According to the U.S. Department of Agriculture, a 100-gram (3.5-ounce) serving of cooked lima beans provides 18 percent of the iron you need in a day. (Another source says 25 percent.) It also has 25 percent of the manganese (which helps the bones, brain and nervous system and may reduce heart-disease risk), along with 21 percent of the folate (vitamin B9), 16 percent of the phosphorus and 14 percent of the thiamine (vitamin B1). Lima beans contain no cholesterol and no trans fats, and what little fat they have is mostly the healthy, polyunsaturated kind. The 115 calories you’ll ingest in that 100-gram serving come mostly from protein, not from fat, and limas are filling enough to be helpful tool in weight loss.
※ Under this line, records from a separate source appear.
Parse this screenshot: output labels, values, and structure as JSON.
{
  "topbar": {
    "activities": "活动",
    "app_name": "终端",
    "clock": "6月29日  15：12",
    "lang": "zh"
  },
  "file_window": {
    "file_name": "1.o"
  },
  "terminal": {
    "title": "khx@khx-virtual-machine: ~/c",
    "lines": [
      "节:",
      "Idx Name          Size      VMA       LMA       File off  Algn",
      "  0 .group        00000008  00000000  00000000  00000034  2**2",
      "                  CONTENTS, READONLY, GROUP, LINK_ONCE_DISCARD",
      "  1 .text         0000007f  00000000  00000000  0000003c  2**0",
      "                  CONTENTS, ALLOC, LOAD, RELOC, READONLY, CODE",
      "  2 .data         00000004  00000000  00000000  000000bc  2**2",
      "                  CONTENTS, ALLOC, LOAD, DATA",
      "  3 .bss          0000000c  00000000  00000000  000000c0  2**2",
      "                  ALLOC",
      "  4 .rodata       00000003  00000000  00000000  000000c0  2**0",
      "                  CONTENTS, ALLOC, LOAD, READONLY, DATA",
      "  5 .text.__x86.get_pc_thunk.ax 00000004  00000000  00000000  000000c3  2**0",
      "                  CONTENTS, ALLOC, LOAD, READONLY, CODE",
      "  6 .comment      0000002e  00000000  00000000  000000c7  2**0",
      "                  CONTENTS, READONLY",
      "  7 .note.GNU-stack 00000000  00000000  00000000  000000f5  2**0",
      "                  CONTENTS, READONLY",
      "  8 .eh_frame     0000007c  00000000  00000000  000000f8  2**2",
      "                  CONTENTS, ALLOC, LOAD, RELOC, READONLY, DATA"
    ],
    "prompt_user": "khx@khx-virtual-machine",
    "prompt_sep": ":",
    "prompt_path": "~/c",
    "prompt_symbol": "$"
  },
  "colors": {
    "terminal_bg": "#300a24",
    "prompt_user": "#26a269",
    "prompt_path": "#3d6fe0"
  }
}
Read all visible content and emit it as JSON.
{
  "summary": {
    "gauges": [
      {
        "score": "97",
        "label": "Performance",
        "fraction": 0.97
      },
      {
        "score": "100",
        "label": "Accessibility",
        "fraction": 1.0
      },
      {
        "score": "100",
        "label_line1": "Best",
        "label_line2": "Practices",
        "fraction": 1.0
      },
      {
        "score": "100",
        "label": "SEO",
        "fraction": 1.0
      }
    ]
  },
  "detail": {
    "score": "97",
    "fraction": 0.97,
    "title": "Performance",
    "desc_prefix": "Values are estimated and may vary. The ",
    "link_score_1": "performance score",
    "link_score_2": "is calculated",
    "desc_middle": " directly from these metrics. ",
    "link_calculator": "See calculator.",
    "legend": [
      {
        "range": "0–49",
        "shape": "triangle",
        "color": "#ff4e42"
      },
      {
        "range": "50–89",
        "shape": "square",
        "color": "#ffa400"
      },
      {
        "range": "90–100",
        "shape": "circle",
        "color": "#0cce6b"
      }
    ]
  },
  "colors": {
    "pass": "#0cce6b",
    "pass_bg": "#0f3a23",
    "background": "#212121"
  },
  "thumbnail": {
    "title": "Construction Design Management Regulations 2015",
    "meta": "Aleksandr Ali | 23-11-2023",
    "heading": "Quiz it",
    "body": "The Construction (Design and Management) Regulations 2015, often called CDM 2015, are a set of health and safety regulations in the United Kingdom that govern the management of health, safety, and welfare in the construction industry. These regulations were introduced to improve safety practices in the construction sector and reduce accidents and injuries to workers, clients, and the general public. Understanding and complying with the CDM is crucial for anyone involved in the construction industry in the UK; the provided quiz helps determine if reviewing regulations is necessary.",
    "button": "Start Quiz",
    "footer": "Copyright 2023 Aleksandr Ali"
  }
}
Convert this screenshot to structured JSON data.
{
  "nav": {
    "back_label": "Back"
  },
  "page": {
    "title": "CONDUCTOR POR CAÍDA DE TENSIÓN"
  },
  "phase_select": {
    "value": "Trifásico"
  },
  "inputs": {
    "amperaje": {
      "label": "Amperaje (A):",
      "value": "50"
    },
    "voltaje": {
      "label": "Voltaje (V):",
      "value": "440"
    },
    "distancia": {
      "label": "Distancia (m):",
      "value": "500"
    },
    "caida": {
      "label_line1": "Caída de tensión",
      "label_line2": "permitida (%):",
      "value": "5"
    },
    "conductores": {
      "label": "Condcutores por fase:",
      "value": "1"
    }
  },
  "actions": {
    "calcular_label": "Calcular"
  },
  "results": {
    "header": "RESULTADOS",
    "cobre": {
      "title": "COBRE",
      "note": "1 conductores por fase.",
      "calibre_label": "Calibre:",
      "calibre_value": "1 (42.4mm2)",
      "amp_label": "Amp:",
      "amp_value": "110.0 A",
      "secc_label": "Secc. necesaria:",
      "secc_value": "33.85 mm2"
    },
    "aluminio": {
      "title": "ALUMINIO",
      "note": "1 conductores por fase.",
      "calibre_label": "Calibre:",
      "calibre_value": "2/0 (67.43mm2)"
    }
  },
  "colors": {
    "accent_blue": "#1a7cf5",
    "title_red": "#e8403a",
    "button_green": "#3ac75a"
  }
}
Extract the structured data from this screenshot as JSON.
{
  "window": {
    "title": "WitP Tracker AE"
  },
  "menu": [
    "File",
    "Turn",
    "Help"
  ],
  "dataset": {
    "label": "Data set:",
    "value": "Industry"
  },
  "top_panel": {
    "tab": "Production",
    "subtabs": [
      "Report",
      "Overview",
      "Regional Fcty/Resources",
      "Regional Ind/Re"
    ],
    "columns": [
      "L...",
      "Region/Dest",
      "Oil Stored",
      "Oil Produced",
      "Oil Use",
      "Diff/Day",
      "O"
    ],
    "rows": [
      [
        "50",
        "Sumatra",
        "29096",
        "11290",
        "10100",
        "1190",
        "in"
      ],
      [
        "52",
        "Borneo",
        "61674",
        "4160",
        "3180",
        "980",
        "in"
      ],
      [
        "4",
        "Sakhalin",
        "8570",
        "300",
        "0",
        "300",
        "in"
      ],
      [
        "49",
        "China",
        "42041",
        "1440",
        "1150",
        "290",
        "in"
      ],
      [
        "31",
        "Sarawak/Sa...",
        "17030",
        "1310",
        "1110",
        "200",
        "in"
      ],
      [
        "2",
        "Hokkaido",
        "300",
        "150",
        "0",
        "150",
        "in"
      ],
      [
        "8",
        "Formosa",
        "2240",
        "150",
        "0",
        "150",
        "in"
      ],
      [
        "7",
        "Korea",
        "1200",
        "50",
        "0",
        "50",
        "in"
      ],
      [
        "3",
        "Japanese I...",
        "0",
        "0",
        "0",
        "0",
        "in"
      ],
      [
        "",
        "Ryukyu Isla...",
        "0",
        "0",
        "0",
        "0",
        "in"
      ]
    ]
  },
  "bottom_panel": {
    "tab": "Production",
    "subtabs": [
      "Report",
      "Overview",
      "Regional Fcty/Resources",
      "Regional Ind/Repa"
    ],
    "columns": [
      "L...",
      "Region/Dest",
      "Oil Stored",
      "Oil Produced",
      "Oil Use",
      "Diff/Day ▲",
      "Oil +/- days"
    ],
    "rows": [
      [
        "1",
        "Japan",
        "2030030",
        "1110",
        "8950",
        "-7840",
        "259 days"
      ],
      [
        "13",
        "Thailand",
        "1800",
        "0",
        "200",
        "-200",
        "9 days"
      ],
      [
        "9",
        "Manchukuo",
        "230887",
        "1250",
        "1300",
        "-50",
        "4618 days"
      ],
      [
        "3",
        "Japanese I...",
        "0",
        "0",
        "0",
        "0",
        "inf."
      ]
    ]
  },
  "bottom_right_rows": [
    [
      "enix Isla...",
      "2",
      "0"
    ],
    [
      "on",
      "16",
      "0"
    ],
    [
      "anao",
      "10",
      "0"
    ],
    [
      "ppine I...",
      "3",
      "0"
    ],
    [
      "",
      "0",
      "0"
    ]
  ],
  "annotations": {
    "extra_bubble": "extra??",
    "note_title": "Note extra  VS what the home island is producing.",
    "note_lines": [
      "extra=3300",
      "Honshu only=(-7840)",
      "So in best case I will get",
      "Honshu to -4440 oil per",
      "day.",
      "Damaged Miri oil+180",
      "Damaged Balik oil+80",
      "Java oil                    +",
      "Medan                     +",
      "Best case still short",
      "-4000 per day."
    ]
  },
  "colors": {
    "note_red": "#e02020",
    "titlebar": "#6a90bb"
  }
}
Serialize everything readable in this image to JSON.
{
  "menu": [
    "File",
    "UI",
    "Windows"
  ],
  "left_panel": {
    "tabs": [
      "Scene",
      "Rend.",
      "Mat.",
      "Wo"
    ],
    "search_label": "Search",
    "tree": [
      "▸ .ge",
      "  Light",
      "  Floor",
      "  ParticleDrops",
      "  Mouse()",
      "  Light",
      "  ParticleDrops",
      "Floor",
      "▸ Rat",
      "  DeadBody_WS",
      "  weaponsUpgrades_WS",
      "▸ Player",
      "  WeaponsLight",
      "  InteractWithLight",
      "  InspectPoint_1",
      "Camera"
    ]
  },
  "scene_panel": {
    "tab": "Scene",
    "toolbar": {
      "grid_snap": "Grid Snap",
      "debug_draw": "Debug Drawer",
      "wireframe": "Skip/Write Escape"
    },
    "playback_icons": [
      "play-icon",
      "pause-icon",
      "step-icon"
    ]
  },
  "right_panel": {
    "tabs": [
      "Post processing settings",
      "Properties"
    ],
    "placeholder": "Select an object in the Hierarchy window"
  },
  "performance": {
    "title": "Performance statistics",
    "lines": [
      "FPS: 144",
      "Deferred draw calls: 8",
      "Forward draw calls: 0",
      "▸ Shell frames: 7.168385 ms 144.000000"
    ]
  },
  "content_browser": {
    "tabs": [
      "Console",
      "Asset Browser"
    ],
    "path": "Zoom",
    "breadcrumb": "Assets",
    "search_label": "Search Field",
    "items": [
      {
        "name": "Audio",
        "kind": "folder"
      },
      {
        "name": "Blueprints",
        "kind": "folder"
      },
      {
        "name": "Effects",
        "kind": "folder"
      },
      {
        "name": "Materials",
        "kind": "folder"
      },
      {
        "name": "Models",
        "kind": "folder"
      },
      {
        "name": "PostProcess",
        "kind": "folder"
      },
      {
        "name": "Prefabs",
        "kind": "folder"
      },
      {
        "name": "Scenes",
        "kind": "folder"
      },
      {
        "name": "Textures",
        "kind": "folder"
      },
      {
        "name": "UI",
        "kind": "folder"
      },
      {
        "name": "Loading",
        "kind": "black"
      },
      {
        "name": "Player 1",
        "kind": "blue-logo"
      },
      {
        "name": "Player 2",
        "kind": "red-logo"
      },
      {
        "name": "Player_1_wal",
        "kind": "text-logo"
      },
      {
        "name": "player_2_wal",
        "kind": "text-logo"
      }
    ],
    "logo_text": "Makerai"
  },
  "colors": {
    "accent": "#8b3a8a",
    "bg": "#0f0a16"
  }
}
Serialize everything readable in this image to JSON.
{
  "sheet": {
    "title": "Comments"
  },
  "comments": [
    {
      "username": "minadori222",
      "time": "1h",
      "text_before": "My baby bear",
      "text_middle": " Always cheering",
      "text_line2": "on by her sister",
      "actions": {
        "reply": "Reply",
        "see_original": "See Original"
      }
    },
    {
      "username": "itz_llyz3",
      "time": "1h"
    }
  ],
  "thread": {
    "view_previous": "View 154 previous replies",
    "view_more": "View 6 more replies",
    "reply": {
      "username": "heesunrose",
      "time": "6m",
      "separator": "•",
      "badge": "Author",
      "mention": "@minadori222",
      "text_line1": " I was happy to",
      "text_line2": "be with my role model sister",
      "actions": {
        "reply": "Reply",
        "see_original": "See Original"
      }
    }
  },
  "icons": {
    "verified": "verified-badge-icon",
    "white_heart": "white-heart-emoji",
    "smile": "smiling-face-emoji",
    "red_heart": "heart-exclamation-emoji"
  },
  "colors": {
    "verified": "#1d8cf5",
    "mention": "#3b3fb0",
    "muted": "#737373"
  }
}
The small downsides? The canned product may contain a fair amount of sodium (check the label), which some people should limit. And don’t pop a raw lima into your mouth without boiling it first (a canned or frozen one, already pre-cooked, is OK) because the uncooked bean contains phytohaemagglutinin. This toxin can trigger nausea, and if you let it into your life you may someday have to spell it.
BUY/STORE/SERVE:
Fresh lima beans are most readily available during their brief, late-summer growing season (look for pods that aren’t yellowed, spotted or dried-up-looking). Not to worry: Dried, canned or frozen beans may be purchased in grocery stores throughout the year. You’ll want to soak the dried ones in water overnight. To cook fresh limas, boil them in salted water for about an hour. Refrigerate fresh beans in their pods in a plastic bag or crisper for a day or two; you can store frozen beans for up to six months in the freezer.
Lima bean recipes are legion, and a quick Google search yields a host of them online. Steam them in chicken broth for a vitamin-filled holiday-dinner side dish. Create a soup flavored with a hambone. Use dried beans to make a purée as the Peruvians do. Combine limas with salt pork, chicken, tomatoes and corn to prepare a hearty Brunswick stew. Swap limas in for chickpeas when making homemade hummus. And remember that when it comes to beans, robbing the cradle is no crime—baby limas are a particular treat.
—Timothy Kelley
DID YOU KNOW? Nature has given the lima bean plant a clever defense against tiny predators. When threatened by spider mites, it secretes a nectar that attracts carnivorous mites that enjoy having those spider mites for lunch.